I had felt the imminence of Quinn’s presidency that first night in ‘95, Sarkisian’s party, and Haig Mardikian felt it long before that. The Italians have a word, papabile, to describe a cardinal who might plausibly become Pope. Quinn was presidentially papabile. He was young, personable, energetic, independent, a classic Kennedy figure, and for forty years Kennedy types had had a mystic hold on the electorate. He was unknown outside of New York, sure, but that scarcely mattered: with all urban crises running at an intensity 250 percent above the levels of a generation ago, anybody who shows he’s capable of governing a major city automatically becomes a potential President, and if New York did not break Quinn the way it broke Lindsay in the1960s he would have a national reputation in a year or two. And then -

And then -

By early autumn of ‘97, with the mayoralty already as good as won, I found myself becoming concerned, in what I soon recognized to be an obsessive way, with Quinn’s chances for a presidential nomination. I felt him as President, if not in 2000 then four years later. But merely making the prediction wasn’t enough. I played with Quinn’s presidency the way a little boy plays with himself, exciting myself with the idea, manipulating pleasure for myself out of it, getting off on it.

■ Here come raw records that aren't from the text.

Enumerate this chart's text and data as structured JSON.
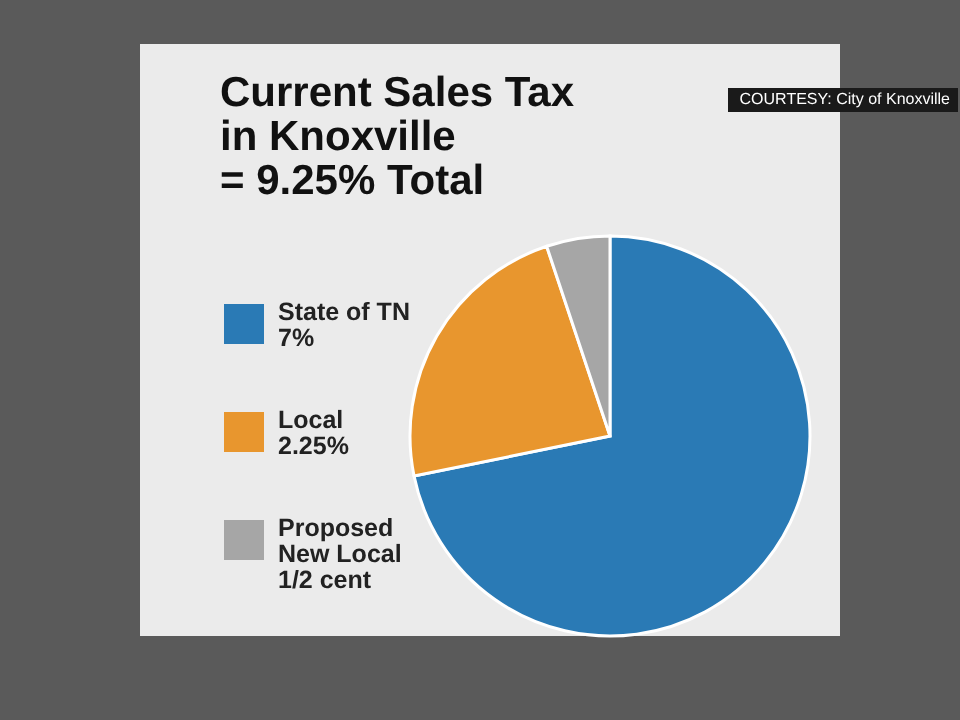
{
  "chart_data": {
    "type": "pie",
    "title": "Current Sales Tax\nin Knoxville\n= 9.25% Total",
    "categories": [
      "State of TN\n7%",
      "Local\n2.25%",
      "Proposed\nNew Local\n1/2 cent"
    ],
    "values": [
      7,
      2.25,
      0.5
    ],
    "colors": [
      "#2a7ab5",
      "#e8962e",
      "#a6a6a6"
    ],
    "legend": "left",
    "annotations": [
      "COURTESY: City of Knoxville"
    ]
  }
}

Privately, secretly — for I felt abashed at such premature scheming; I didn’t want cold-eyed pros like Mardikian and Lombroso to know I was already enmeshed in misty masturbatory fantasies of our hero’s distant glowing future, though I suppose they must have been thinking similar thoughts themselves by then — I drew up endless lists of politicians worth cultivating in places like California and Florida and Texas, charted the dynamics of the national electoral blocs, concocted intricate schemas representing the power vortices of a national nominating convention, set up an infinity of simulated scenarios for the election itself. All this was, as I say, obsessive in nature, meaning that I returned again and again, eagerly, impatiently, unavoidably, in any free moment, to my projections and analyses.

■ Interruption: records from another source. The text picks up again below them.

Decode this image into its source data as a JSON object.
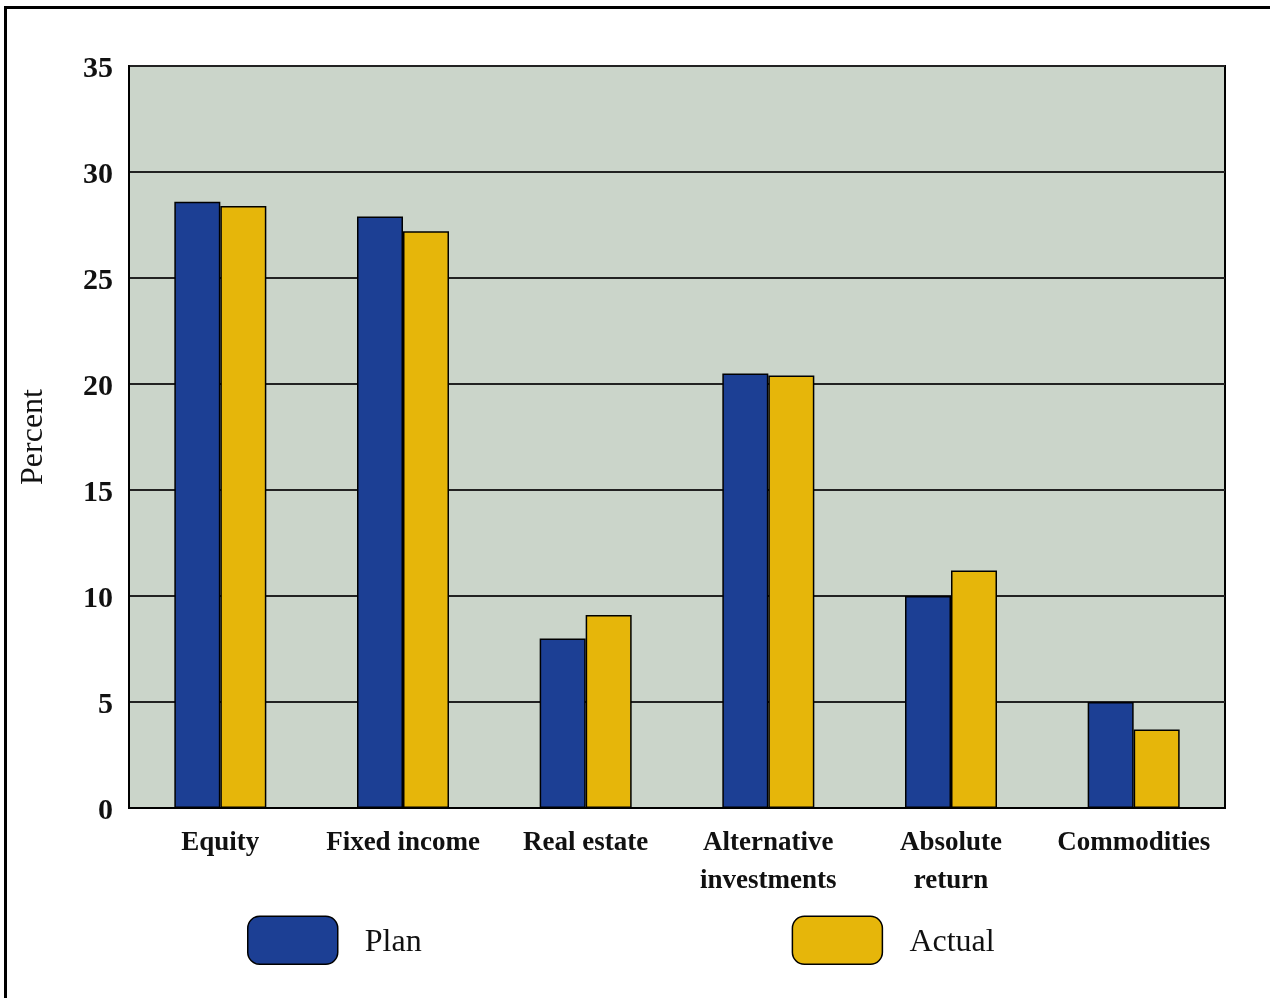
{
  "chart_data": {
    "type": "bar",
    "ylabel": "Percent",
    "categories": [
      "Equity",
      "Fixed income",
      "Real estate",
      "Alternative\ninvestments",
      "Absolute\nreturn",
      "Commodities"
    ],
    "series": [
      {
        "name": "Plan",
        "color": "#1c3f94",
        "values": [
          28.6,
          27.9,
          8.0,
          20.5,
          10.0,
          5.0
        ]
      },
      {
        "name": "Actual",
        "color": "#e6b60a",
        "values": [
          28.4,
          27.2,
          9.1,
          20.4,
          11.2,
          3.7
        ]
      }
    ],
    "ylim": [
      0,
      35
    ],
    "yticks": [
      0,
      5,
      10,
      15,
      20,
      25,
      30,
      35
    ],
    "grid": "y",
    "legend": "bottom"
  }
}
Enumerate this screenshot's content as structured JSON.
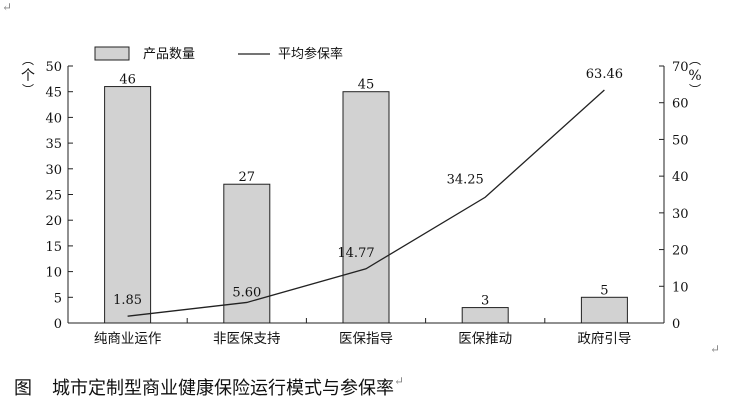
{
  "chart_data": {
    "type": "bar+line",
    "categories": [
      "纯商业运作",
      "非医保支持",
      "医保指导",
      "医保推动",
      "政府引导"
    ],
    "series": [
      {
        "name": "产品数量",
        "type": "bar",
        "axis": "left",
        "values": [
          46,
          27,
          45,
          3,
          5
        ],
        "labels": [
          "46",
          "27",
          "45",
          "3",
          "5"
        ]
      },
      {
        "name": "平均参保率",
        "type": "line",
        "axis": "right",
        "values": [
          1.85,
          5.6,
          14.77,
          34.25,
          63.46
        ],
        "labels": [
          "1.85",
          "5.60",
          "14.77",
          "34.25",
          "63.46"
        ]
      }
    ],
    "y_left": {
      "unit": "个",
      "ylim": [
        0,
        50
      ],
      "ticks": [
        "0",
        "5",
        "10",
        "15",
        "20",
        "25",
        "30",
        "35",
        "40",
        "45",
        "50"
      ]
    },
    "y_right": {
      "unit": "%",
      "ylim": [
        0,
        70
      ],
      "ticks": [
        "0",
        "10",
        "20",
        "30",
        "40",
        "50",
        "60",
        "70"
      ]
    },
    "legend_position": "top-left",
    "grid": false,
    "colors": {
      "bar_fill": "#d2d2d2",
      "bar_stroke": "#222222",
      "line": "#222222"
    }
  },
  "caption": {
    "prefix": "图",
    "text": "城市定制型商业健康保险运行模式与参保率"
  },
  "marks": {
    "return": "↵"
  }
}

Everyone has some controlling obsession, some fixation that becomes an armature for the construct that is his life: thus we make ourselves into stamp collectors, gardeners, skycyclists, marathon hikers, sniffers, fornicators. We all have the same kind of void within, and each of us fills that void in essentially the same way, no matter what kind of stuffing for the emptiness we choose. I mean we pick the cure we like best but we all have the same disease.

So I dreamed dreams of President Quinn. I thought he deserved the job, for one thing. Not only was he a compelling leader but he was humane, sincere, and responsive to the needs of the people. (That is, his political philosophy sounded much like mine.) But also I was finding in myself a need to involve myself in the advancement of other people’s careers — to ascend vicariously, quietly placing my stochastic skills at the service of others. There was some subterranean kick in it for me, growing out of a complex hunger for power coupled with a wish for self-effacement, a feeling that I was most invulnerable when least visible. I couldn’t become President myself; I wasn’t willing to put myself through the turbulence, the exertion, the exposure, and that fierce gratuitous loathing that the public so readily bestows on those who seek its love. But by rolling to make Paul Quinn President I could slip into the White House anyway, by the back door, without laying myself bare, without taking the real risks. There’s the root of the obsession most nakedly revealed. I meant to use Paul Quinn and let him think he was using me. I had identified myself, au fond, with him: he was, for me, my alter ego, my walking mask, my catspaw, my puppet, my front man. I wanted to rule. I wanted power. I wanted to be President, King, Emperor, Pope, Dalai Lama. Through Quinn I would get there in the only way I could. I would hold the reins of the man who held the reins. And thus I would be my own father and everybody else’s big daddy too.